A program (for the purposes of this discussion) is something that can be given inputs such as numbers or text and produces outputs. This narrow definition of a program can be mathematically formalized as a function. Specific inputs produce specific outputs. Under this simplified definition if the same inputs are given on two separate occasions, the same output is produced. A program of this kind is just a mechanical realization of a mathematical function.

When creating programs, programmers make mistakes. Sometimes programmers get it right however. In order to build confidence that a program has been created to mimic the desired function, other programs are creates to "test" the program. These programs that "test" another program are called "tests" conveniently enough. A test will give various inputs, one at a time, to a program under test to see if the program outputs the desired values. If an input is found that causes a mistmatch between the output and the expected output, we have a bug. If no bugs are found by the tests, we say the tests are passed (but we don't say that the program is correct because we haven't checked all possible inputs).

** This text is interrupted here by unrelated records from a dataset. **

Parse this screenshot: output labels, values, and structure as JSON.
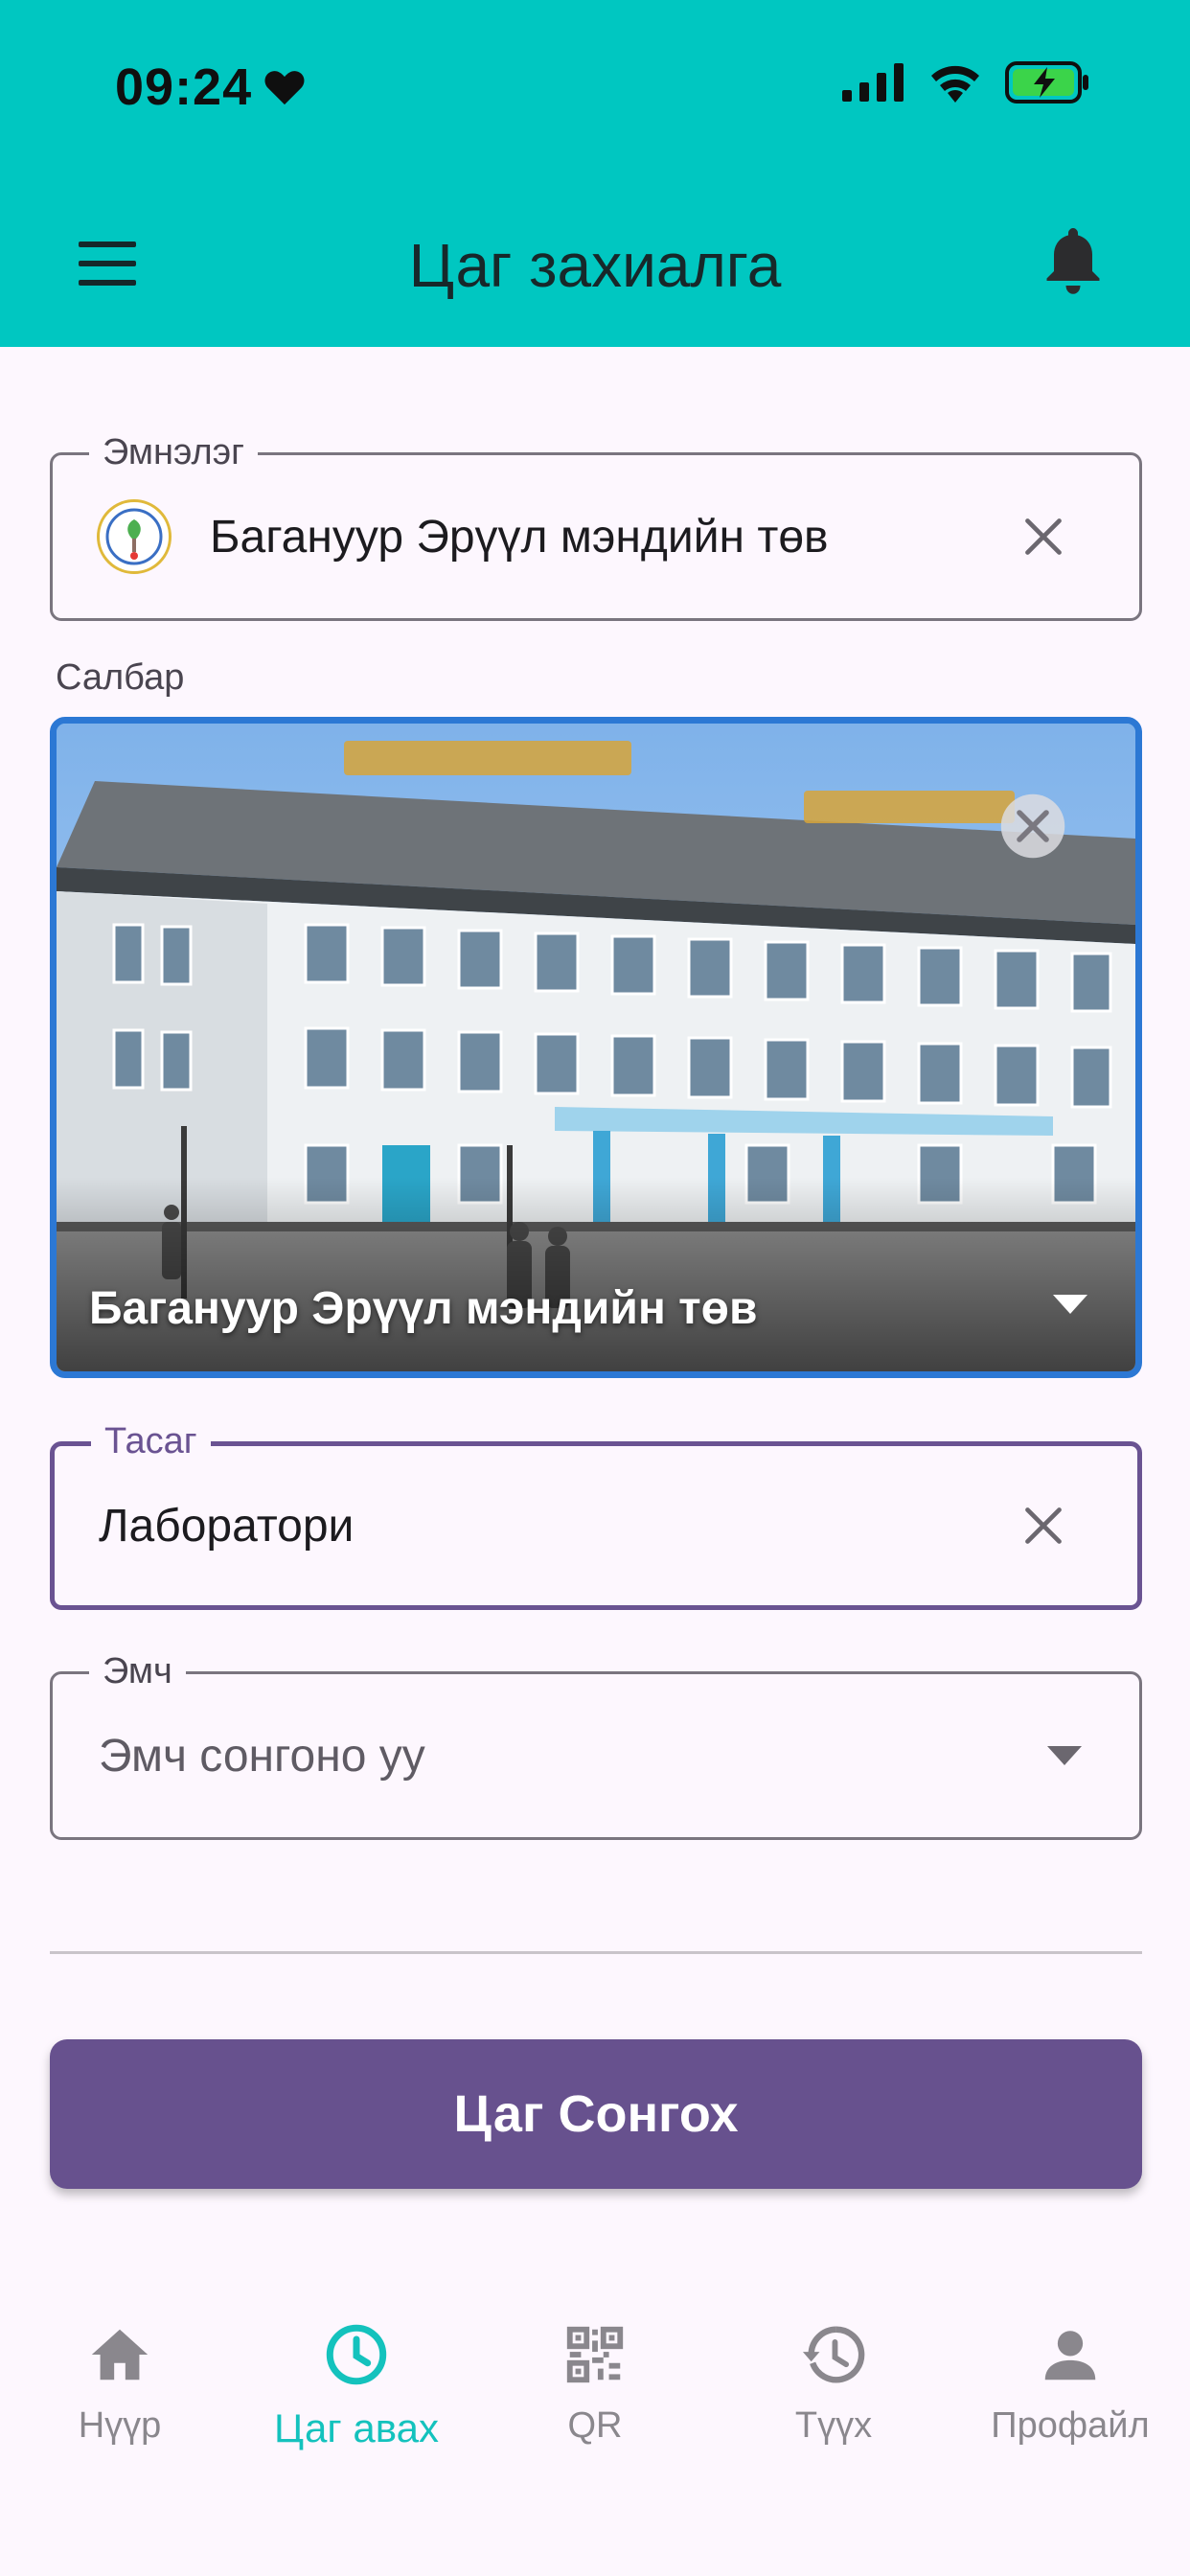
{
  "status_bar": {
    "time": "09:24"
  },
  "app_bar": {
    "title": "Цаг захиалга"
  },
  "hospital_field": {
    "label": "Эмнэлэг",
    "value": "Багануур Эрүүл мэндийн төв"
  },
  "branch": {
    "label": "Салбар",
    "name": "Багануур Эрүүл мэндийн төв"
  },
  "department_field": {
    "label": "Тасаг",
    "value": "Лаборатори"
  },
  "doctor_field": {
    "label": "Эмч",
    "placeholder": "Эмч сонгоно уу"
  },
  "primary_button": {
    "label": "Цаг Сонгох"
  },
  "bottom_nav": {
    "items": [
      {
        "label": "Нүүр",
        "icon": "home-icon"
      },
      {
        "label": "Цаг авах",
        "icon": "clock-icon"
      },
      {
        "label": "QR",
        "icon": "qr-code-icon"
      },
      {
        "label": "Түүх",
        "icon": "history-icon"
      },
      {
        "label": "Профайл",
        "icon": "person-icon"
      }
    ],
    "active_index": 1
  },
  "colors": {
    "header": "#00c7c1",
    "primary": "#67518e",
    "selected_border": "#2c78d4",
    "active_nav": "#14c2bd",
    "background": "#fdf7fe"
  }
}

It's hard to explain why this process should give confidence of correctness however. Certainly I should have more confidence in a program if I've run some tests on it than if I've run no tests since I at least know that the tested inputs are correct. I should also have a bit more confidence if I test a new input and it sill passes. The more inputs I test the more confidence I should have. But why?

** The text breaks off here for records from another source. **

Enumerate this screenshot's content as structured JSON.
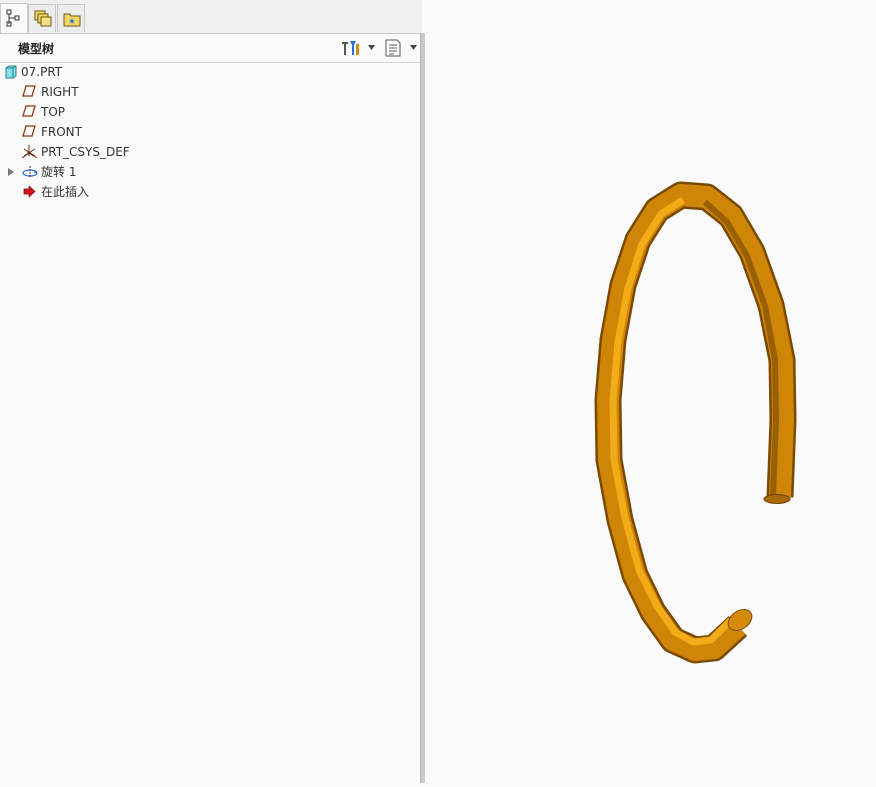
{
  "tabs": [
    {
      "name": "model-tree-tab",
      "icon": "tree-icon",
      "active": true
    },
    {
      "name": "layers-tab",
      "icon": "layers-icon",
      "active": false
    },
    {
      "name": "favorites-tab",
      "icon": "folder-star-icon",
      "active": false
    }
  ],
  "panel": {
    "title": "模型树",
    "settings_icon": "tools-icon",
    "show_icon": "list-icon"
  },
  "tree": {
    "root": {
      "label": "07.PRT",
      "icon": "part-icon"
    },
    "items": [
      {
        "label": "RIGHT",
        "icon": "datum-plane-icon"
      },
      {
        "label": "TOP",
        "icon": "datum-plane-icon"
      },
      {
        "label": "FRONT",
        "icon": "datum-plane-icon"
      },
      {
        "label": "PRT_CSYS_DEF",
        "icon": "coordinate-system-icon"
      },
      {
        "label": "旋转 1",
        "icon": "revolve-icon",
        "expandable": true
      },
      {
        "label": "在此插入",
        "icon": "insert-arrow-icon"
      }
    ]
  },
  "viewport": {
    "model": "open-ring-tube",
    "colors": {
      "light": "#f2a20c",
      "mid": "#d88a06",
      "dark": "#7a4a02",
      "background": "#fafafa"
    }
  }
}
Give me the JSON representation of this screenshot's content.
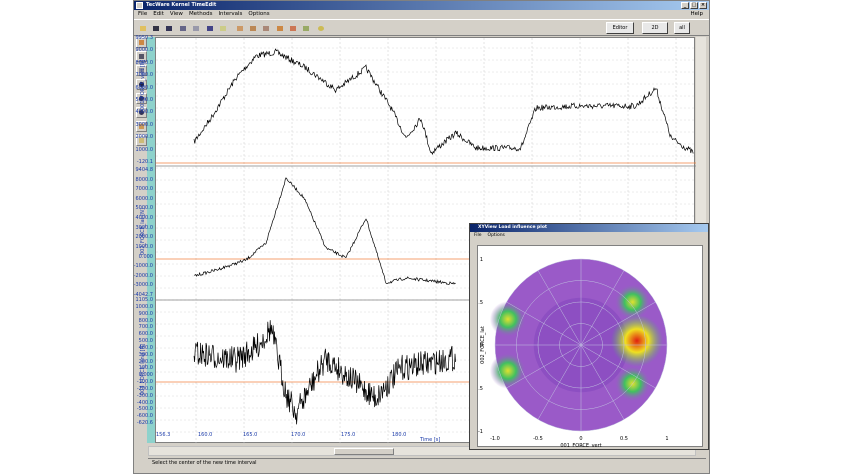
{
  "window": {
    "title": "TecWare Kernel TimeEdit"
  },
  "menu": {
    "items": [
      "File",
      "Edit",
      "View",
      "Methods",
      "Intervals",
      "Options"
    ],
    "help": "Help"
  },
  "toolbar": {
    "btn_editor": "Editor",
    "btn_2d": "2D",
    "btn_all": "all"
  },
  "plots": {
    "p1": {
      "ylabel": "001_FORCE_vert [N]",
      "ticks": [
        "9950.3",
        "9000.0",
        "8000.0",
        "7000.0",
        "6000.0",
        "5000.0",
        "4000.0",
        "3000.0",
        "2000.0",
        "1000.0",
        "-120.1"
      ]
    },
    "p2": {
      "ylabel": "002_FORCE_lat [N]",
      "ticks": [
        "9404.8",
        "8000.0",
        "7000.0",
        "6000.0",
        "5000.0",
        "4000.0",
        "3000.0",
        "2000.0",
        "1000.0",
        "0.000",
        "-1000.0",
        "-2000.0",
        "-3000.0",
        "-4042.7"
      ]
    },
    "p3": {
      "ylabel": "003_FORCE_long [N]",
      "ticks": [
        "1105.0",
        "1000.0",
        "900.0",
        "800.0",
        "700.0",
        "600.0",
        "500.0",
        "400.0",
        "300.0",
        "200.0",
        "100.0",
        "0.000",
        "-100.0",
        "-200.0",
        "-300.0",
        "-400.0",
        "-500.0",
        "-600.0",
        "-620.6"
      ]
    }
  },
  "xaxis": {
    "ticks": [
      "156.3",
      "160.0",
      "165.0",
      "170.0",
      "175.0",
      "180.0"
    ],
    "label": "Time [s]"
  },
  "status": {
    "text": "Select the center of the new time interval"
  },
  "popup": {
    "title": "XYView Load influence plot",
    "menu": [
      "File",
      "Options"
    ],
    "chart": {
      "ylabel": "002_FORCE_lat",
      "xlabel": "001_FORCE_vert",
      "xticks": [
        "-1.0",
        "-0.5",
        "0",
        "0.5",
        "1"
      ],
      "yticks": [
        "1",
        "0.5",
        "0",
        "-0.5",
        "-1"
      ]
    }
  },
  "chart_data": {
    "type": "heatmap",
    "title": "",
    "xlabel": "001_FORCE_vert",
    "ylabel": "002_FORCE_lat",
    "xlim": [
      -1,
      1
    ],
    "ylim": [
      -1,
      1
    ],
    "grid": "polar",
    "hotspots": [
      {
        "x": 0.65,
        "y": 0.05,
        "level": "high"
      },
      {
        "x": -0.85,
        "y": 0.3,
        "level": "medium"
      },
      {
        "x": -0.85,
        "y": -0.3,
        "level": "medium"
      },
      {
        "x": 0.6,
        "y": 0.5,
        "level": "medium"
      },
      {
        "x": 0.6,
        "y": -0.45,
        "level": "medium"
      }
    ],
    "colors": {
      "low": "#4a2a8a",
      "mid": "#9a5ac8",
      "high": "#e02010"
    }
  }
}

In practice forms of black box testing that randomly check many thousands of inputs consistently find bugs in practice. Programs which pass these checks generate very high confidence in practice. Additionally when tests check all "small" inputs exhaustively this generates high confidence as well. There are cases where the programmer has some information which tells them that the such randomized testing is unlikely to catch the inputs of greatest concern and this can undermine these high levels of confidence but in general this sort of testing typically generates high levels of trust that the program is correct.

One incomplete explanation is parsimony. As more and more inputs are attempted, a program which is correct on all of those inputs and yet not on some other input becomes more and more complicated to write pending contrived cases like a correct program modified to output something incorrect on one highly specific input. Can we be more formal?

It's similar to "why does seeing another black raven increase my confidence that all ravens are black" but each observation can be distinguished in this case. Additionally, while I haven't elaborated on this, programs have specific structure. For instance we can talk about the "size" of a program or we can talk about the kinds of mistakes programmers are likely to make in practice. Does this difference in structure change the problem? Does it give us a way to talk more concretely about evidence in confidence based on tests?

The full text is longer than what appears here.